The question does not apply to Venice alone. Europe’s living capital of
contemporary culture, Berlin, fares similar – and away from Aegean
glamour the issue takes on more social relevance. The city’s current
identity is, in no small part, built upon on the aspirations of a
migrant artist workforce that have been drawn towards an increasingly
untenable economic siren call. The famously cheap rent and incomparable
social benefits are gradually being eroded. You can’t go to a nightclub,
market or exhibition opening or without hearing the word gentrification
on someone’s lips. Something that looks suspiciously like a property
bubble is emerging thanks to an influx of speculators hoping to
capitalize on the city’s ‘lifestyle’ – and artists complain but continue
to pave the way, enlivening the urban fabric with their projects. The
posters announcing their contributions, on lampposts and street corners,
are testaments to their collective enthusiasm. They accumulate in
layers, like geological strata but laid down much quicker. The lampposts
in Mitte are palimpsests of self-realization and enticement, and it is
their example that constitutes Renata Kaminska’s contribution to the
Luxembourg Pavilion.
Kaminska has relocated a particular batch of layered posters from
outside her home in Berlin to the garden of the Ca’ del Duca. As a
Serbian national based in Germany her participation in the pavilion is
exceptional – the result of her being invited by the Luxembourgian
artist X. But she has made this liminal status vis a vis the context of
the ‘national’ exhibition the subject of her artwork. The resituated
German posters are like the artists who travel to the biennale or Berlin
in the hope of recognition.

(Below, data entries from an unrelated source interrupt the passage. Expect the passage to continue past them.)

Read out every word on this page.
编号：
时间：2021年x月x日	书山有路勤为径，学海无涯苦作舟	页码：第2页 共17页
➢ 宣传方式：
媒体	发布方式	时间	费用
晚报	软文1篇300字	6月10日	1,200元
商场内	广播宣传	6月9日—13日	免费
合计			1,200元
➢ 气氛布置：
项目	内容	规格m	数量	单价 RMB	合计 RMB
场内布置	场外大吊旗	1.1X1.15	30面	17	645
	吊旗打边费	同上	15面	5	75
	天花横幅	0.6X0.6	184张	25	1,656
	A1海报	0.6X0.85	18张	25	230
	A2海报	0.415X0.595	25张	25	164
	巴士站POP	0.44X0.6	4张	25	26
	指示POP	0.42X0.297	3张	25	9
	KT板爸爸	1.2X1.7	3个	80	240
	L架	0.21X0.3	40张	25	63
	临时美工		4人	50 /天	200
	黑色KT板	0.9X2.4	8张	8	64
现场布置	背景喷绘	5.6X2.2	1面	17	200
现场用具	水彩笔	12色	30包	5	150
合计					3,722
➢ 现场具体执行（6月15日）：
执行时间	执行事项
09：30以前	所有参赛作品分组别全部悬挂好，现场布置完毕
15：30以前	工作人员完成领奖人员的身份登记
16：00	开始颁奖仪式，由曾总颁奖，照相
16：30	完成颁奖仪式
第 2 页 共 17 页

They also seem to stand for national
representations at the biennale in general: They have come a great
distance in order to be at the centre of something, and yet so many find
themselves eclipsed. Those who endeavour to scale the peaks of the
artworld’s attention economy all too frequently become the ground upon
which others build their edifices. Our cultural topographies are mutable
and fragile – here today, disappearing the next.